There were of course, local tracks and paths around Dubwath and the surrounding settlements of Wythop and Embleton, suitable only for carts and people on foot. In the 18th century, tracks were improved by the introduction of the Turnpike Act and later on, by the A66 trunk road. This preceded the present dual carriageway of the 1970's which took the line of the former Cockermouth, Keswick and Penrith railway. The railway opened in 1865 and passed very close to the wetland site, the former Bassenthwaite Lake station buildings are still visible today, the line was abandoned in 1966; please note the station masters house is occupied and the land is private! The photograph here shows a scene from the 1930's and the wetland area can be seen clearly to the right of the fence line.Looking towards Bassenthwaite Lake Station

There was a level crossing by the house and signal box, taking the line across the old A66, the new road now follows the route of the railway, which for obvious reasons was built on slightly higher ground!

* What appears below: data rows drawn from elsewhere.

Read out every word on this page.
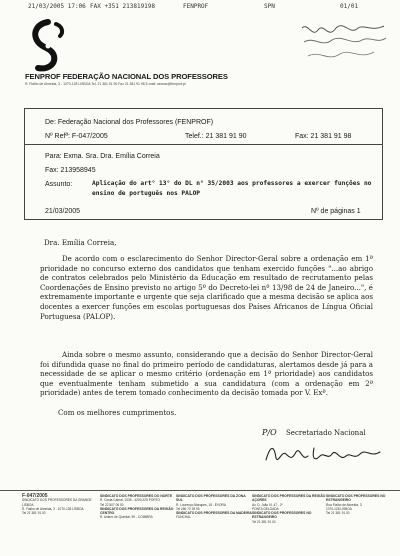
21/03/2005 17:06 FAX +351 213819198	FENPROF	SPN	01/01
FENPROF FEDERAÇÃO NACIONAL DOS PROFESSORES
R. Fialho de Almeida, 3 - 1070-128 LISBOA Tel. 21 381 91 90 Fax 21 381 91 98 E-mail: secnac@fenprof.pt
De: Federação Nacional dos Professores (FENPROF)
Nº Refª: F-047/2005	Telef.: 21 381 91 90	Fax: 21 381 91 98
Para: Exma. Sra. Dra. Emília Correia
Fax: 213958945
Assunto:	Aplicação do art° 13° do DL n° 35/2003 aos professores a exercer funções no ensino de português nos PALOP
21/03/2005	Nº de páginas 1
Dra. Emília Correia,
De acordo com o esclarecimento do Senhor Director-Geral sobre a ordenação em 1ª prioridade no concurso externo dos candidatos que tenham exercido funções "...ao abrigo de contratos celebrados pelo Ministério da Educação em resultado de recrutamento pelas Coordenações de Ensino previsto no artigo 5º do Decreto-lei nº 13/98 de 24 de Janeiro...", é extremamente importante e urgente que seja clarificado que a mesma decisão se aplica aos docentes a exercer funções em escolas portuguesas dos Países Africanos de Língua Oficial Portuguesa (PALOP).
Ainda sobre o mesmo assunto, considerando que a decisão do Senhor Director-Geral foi difundida quase no final do primeiro período de candidaturas, alertamos desde já para a necessidade de se aplicar o mesmo critério (ordenação em 1ª prioridade) aos candidatos que eventualmente tenham submetido a sua candidatura (com a ordenação em 2ª prioridade) antes de terem tomado conhecimento da decisão tomada por V. Exª.
Com os melhores cumprimentos.
P/O Secretariado Nacional
F-047/2005
SINDICATO DOS PROFESSORES DA GRANDE LISBOA
R. Fialho de Almeida, 3 - 1070-128 LISBOA
Tel 21 381 91 00
SINDICATO DOS PROFESSORES DO NORTE
R. Costa Cabral, 1035 - 4200-225 PORTO
Tel 22 507 06 00
SINDICATO DOS PROFESSORES DA REGIÃO CENTRO
R. Antero de Quental, 99 - COIMBRA
SINDICATO DOS PROFESSORES DA ZONA SUL
R. Lourenço Marques, 18 - ÉVORA
Tel 266 70 39 95
SINDICATO DOS PROFESSORES DA MADEIRA
FUNCHAL
SINDICATO DOS PROFESSORES DA REGIÃO AÇORES
Av. D. João III, 47 - 2º
PONTA DELGADA
SINDICATO DOS PROFESSORES NO ESTRANGEIRO
Tel 21 381 91 00
SINDICATO DOS PROFESSORES NO ESTRANGEIRO
Rua Fialho de Almeida, 3
1070-128 LISBOA
Tel 21 381 91 00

Early travellers used both sides of Bassenthwaite Lake for their journeys to the busy port of Whitehaven. During the "Picturesque" landscape movement of the 1750's, villas were built at Higham and Armathwaite, one is now a further education centre and the latter an exclusive hotel. The nearby Pheasant Inn was formally a farm but in 1778 became a coaching inn, catering for the thirst and rest of weary travellers.

At Castle How, (further on past the Pheasant Inn) is the site of an ancient British Hill-Fort and on Elva Plain (near Higham Hall) are the remains of an ancient stone circle. There are strong links all over this area of Norse settlements, Bassenthwaite translates from "Batsuns thwaite or clearing", and Dubwath is "ford across the mire", which is literally correct! Look at this recent photograph of the wetland under water during the floods of October 2008.



Floods October 2008

The Heritage Lottery funded initiative called Bassenthwaite Reflections first recognised the Dubwath site as having the potential for bio-diversity and the other qualities needed for the improvement of Bassenthwaite Lakes water quality.